The fame of the Fair has spread over the years. Last year it was featured in National Geographic and Southern Living magazines. And during the presidential campaign, Ronald and Nancy Reagan paid a visit and drew a record crowd. State politics and its florid oratory have been a part of the Fair since before the turn of the century.
Fair Week is preceded by several weeks of brisk activity and planning by the womenfolk-casseroles are made and frozen; hams and turkeys are baked or smoked; menus are planned and the shelves are stocked. In this region of abundant agricultural crops, corn, tomatoes, peas, butterbeans, squash and okra are harvested and processed, fitting complements to the succulent fried chicken and magnificent repertoire of dazzling desserts. A section of special Fair recipes is included in this book.

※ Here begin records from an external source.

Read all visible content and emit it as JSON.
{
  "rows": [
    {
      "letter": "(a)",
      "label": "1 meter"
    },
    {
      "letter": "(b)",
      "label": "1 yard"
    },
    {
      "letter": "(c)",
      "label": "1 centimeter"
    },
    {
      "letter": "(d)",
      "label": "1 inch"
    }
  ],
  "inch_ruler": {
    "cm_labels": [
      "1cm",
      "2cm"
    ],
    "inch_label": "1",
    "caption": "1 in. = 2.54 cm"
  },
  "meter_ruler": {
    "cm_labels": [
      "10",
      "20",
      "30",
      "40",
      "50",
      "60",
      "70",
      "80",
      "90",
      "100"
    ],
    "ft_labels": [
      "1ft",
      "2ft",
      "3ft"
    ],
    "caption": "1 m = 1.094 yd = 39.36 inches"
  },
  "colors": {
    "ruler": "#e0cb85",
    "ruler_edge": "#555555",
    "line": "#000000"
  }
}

The production of the Giant Houseparty cookbook was the result of a project begun by the Philadelphia Rotary Club. For many years the Rotary Club distributed mimeographed recipe booklets at its annual pancake suppers. These booklets became collector’s items over the years.
The Rotary Club first considered producing a cookbook, but later granted permission to the Chamber of Commerce to assume the project. The committee selected and edited recipes from the existing collection prior to collecting others. A special effort was made to gather recipes which not only had become part of the local culinary lore, but to achieve a balance of “useful” recipes.

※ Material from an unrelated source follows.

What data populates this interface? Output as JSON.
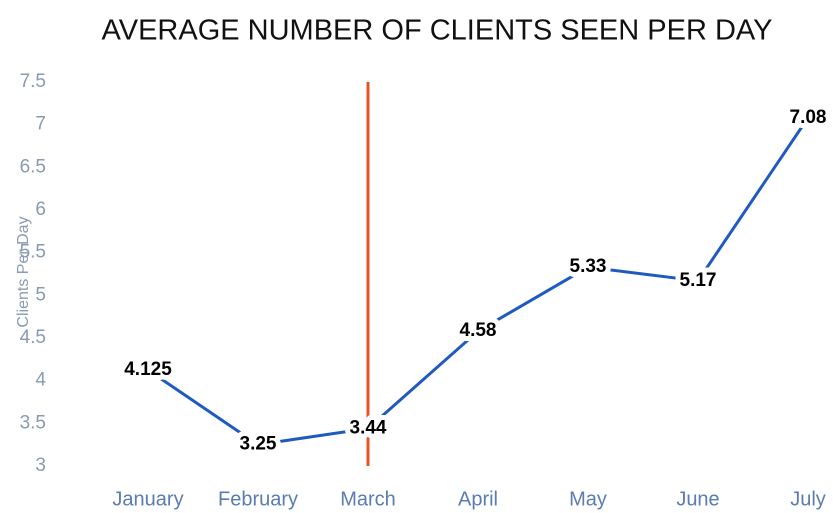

Another special effort was made to gather recipes from former residents in various parts of the country. For example, Turner Catledge, retired editor of the New York Times, was kind enough to send us his recipe for cheese grits. Mr. Catledge grew up in Neshoba County and now lives in New Orleans. He and Mrs. Catledge gave a dinner party in their home for Van Cliburn, whose father, the late Harvey Lavan Cliburn, was born and reared in Neshoba County, Catledge and Cliburn had much to talk about at that dinner party, which included that grits casserole.

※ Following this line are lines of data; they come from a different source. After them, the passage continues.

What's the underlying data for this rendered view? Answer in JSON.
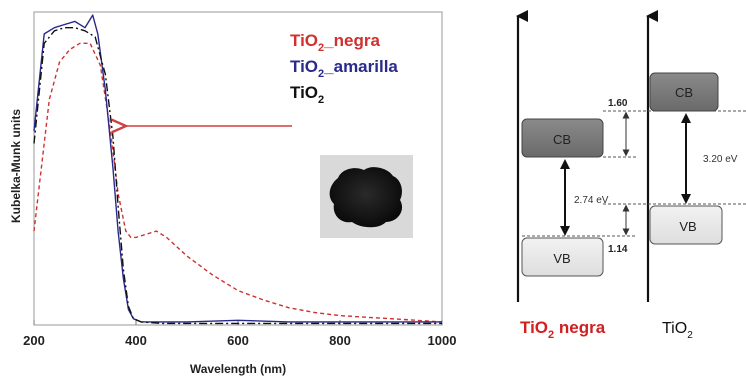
{
  "chart_data": [
    {
      "type": "line",
      "xlabel": "Wavelength (nm)",
      "ylabel": "Kubelka-Munk units",
      "xlim": [
        200,
        1000
      ],
      "ylim": [
        0,
        1.0
      ],
      "xticks": [
        "200",
        "400",
        "600",
        "800",
        "1000"
      ],
      "grid": false,
      "legend_position": "top-right",
      "series": [
        {
          "name": "TiO",
          "name_sub": "2",
          "name_suffix": "_negra",
          "color": "#d03030",
          "dash": "dashed",
          "x": [
            200,
            230,
            250,
            270,
            290,
            310,
            330,
            350,
            365,
            380,
            390,
            400,
            420,
            440,
            460,
            500,
            550,
            600,
            650,
            700,
            750,
            800,
            850,
            900,
            950,
            1000
          ],
          "y": [
            0.3,
            0.72,
            0.84,
            0.88,
            0.9,
            0.9,
            0.83,
            0.62,
            0.42,
            0.3,
            0.28,
            0.28,
            0.29,
            0.3,
            0.28,
            0.22,
            0.16,
            0.11,
            0.08,
            0.055,
            0.04,
            0.03,
            0.025,
            0.02,
            0.015,
            0.01
          ]
        },
        {
          "name": "TiO",
          "name_sub": "2",
          "name_suffix": "_amarilla",
          "color": "#2a2a8c",
          "dash": "solid",
          "x": [
            200,
            220,
            240,
            260,
            280,
            300,
            315,
            325,
            340,
            355,
            365,
            375,
            385,
            395,
            410,
            450,
            500,
            600,
            700,
            800,
            900,
            1000
          ],
          "y": [
            0.62,
            0.93,
            0.95,
            0.96,
            0.97,
            0.95,
            0.99,
            0.93,
            0.75,
            0.5,
            0.3,
            0.15,
            0.05,
            0.02,
            0.01,
            0.01,
            0.01,
            0.015,
            0.01,
            0.01,
            0.01,
            0.01
          ]
        },
        {
          "name": "TiO",
          "name_sub": "2",
          "name_suffix": "",
          "color": "#111111",
          "dash": "dashdot",
          "x": [
            200,
            220,
            240,
            260,
            280,
            300,
            320,
            340,
            355,
            365,
            375,
            385,
            395,
            410,
            450,
            500,
            600,
            700,
            800,
            900,
            1000
          ],
          "y": [
            0.58,
            0.9,
            0.94,
            0.95,
            0.95,
            0.94,
            0.92,
            0.8,
            0.6,
            0.38,
            0.18,
            0.06,
            0.02,
            0.01,
            0.005,
            0.005,
            0.005,
            0.005,
            0.005,
            0.005,
            0.005
          ]
        }
      ]
    },
    {
      "type": "diagram",
      "bands": [
        {
          "material": "TiO",
          "material_sub": "2",
          "material_suffix": " negra",
          "label_color": "#d02020",
          "cb_label": "CB",
          "vb_label": "VB",
          "gap": "2.74 eV",
          "cb_offset": "1.60",
          "vb_offset": "1.14"
        },
        {
          "material": "TiO",
          "material_sub": "2",
          "material_suffix": "",
          "label_color": "#111111",
          "cb_label": "CB",
          "vb_label": "VB",
          "gap": "3.20 eV"
        }
      ]
    }
  ]
}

Also, closer to home, we are delighted to include a recipe for Blackberry Trifle from Mrs. Fannie Johnson Smith, who at the age of 102 vividly recalls the day in 1889 when, at the age of 10, she accompanied her parents across a hill or two to the first Neshoba County Fair. —Stanley Dearman
Catledge Cheese Grits
1 cup grits 4 cups water 1 teaspoon salt 1 egg, slightly beaten 1 ½ cups grated cheese Dash of red pepper’1/2 stick butter
Combine grits, salt, and water and bring to a boil, stirring well. Place over bottom of a double boiler and cook for 40 minutes. While this is cooking, preheat oven to 350 degrees. Add cheese, eggs, butter and pepper. Place in a Pyrex dish and heat in oven about 30 minutes.
Blackberry Trifle
1 cup blackberry trifle 1 cup sugar 1 cup buttermilk ½ cup butter 2 tablespoons flour 4 eggs, separated 1 teaspoon vanilla 1 9-in. unbaked pie shell 4 tablespoons sugar
Preheat oven to 350 degrees. Mix well jam, sugar, buttermilk, butter, flour, egg yolks, and vanilla. Pour into pie shell. Bake about 40 minutes. Beat egg whites until stiff, gradually adding 4 tablespoons of sugar. Spread meringue on top of pie and return to oven to brown lightly.
Blackberry Acid
3 gallons blackberries ½ gallon boiling water 4 ounces tartaric acid 1 ½ cups sugar to 1 cup juices
Crush berries, add boiling water, and let stand 24 hours. Strain, add tartaric acid and sugar. Let stand at least 24 hours before bottling.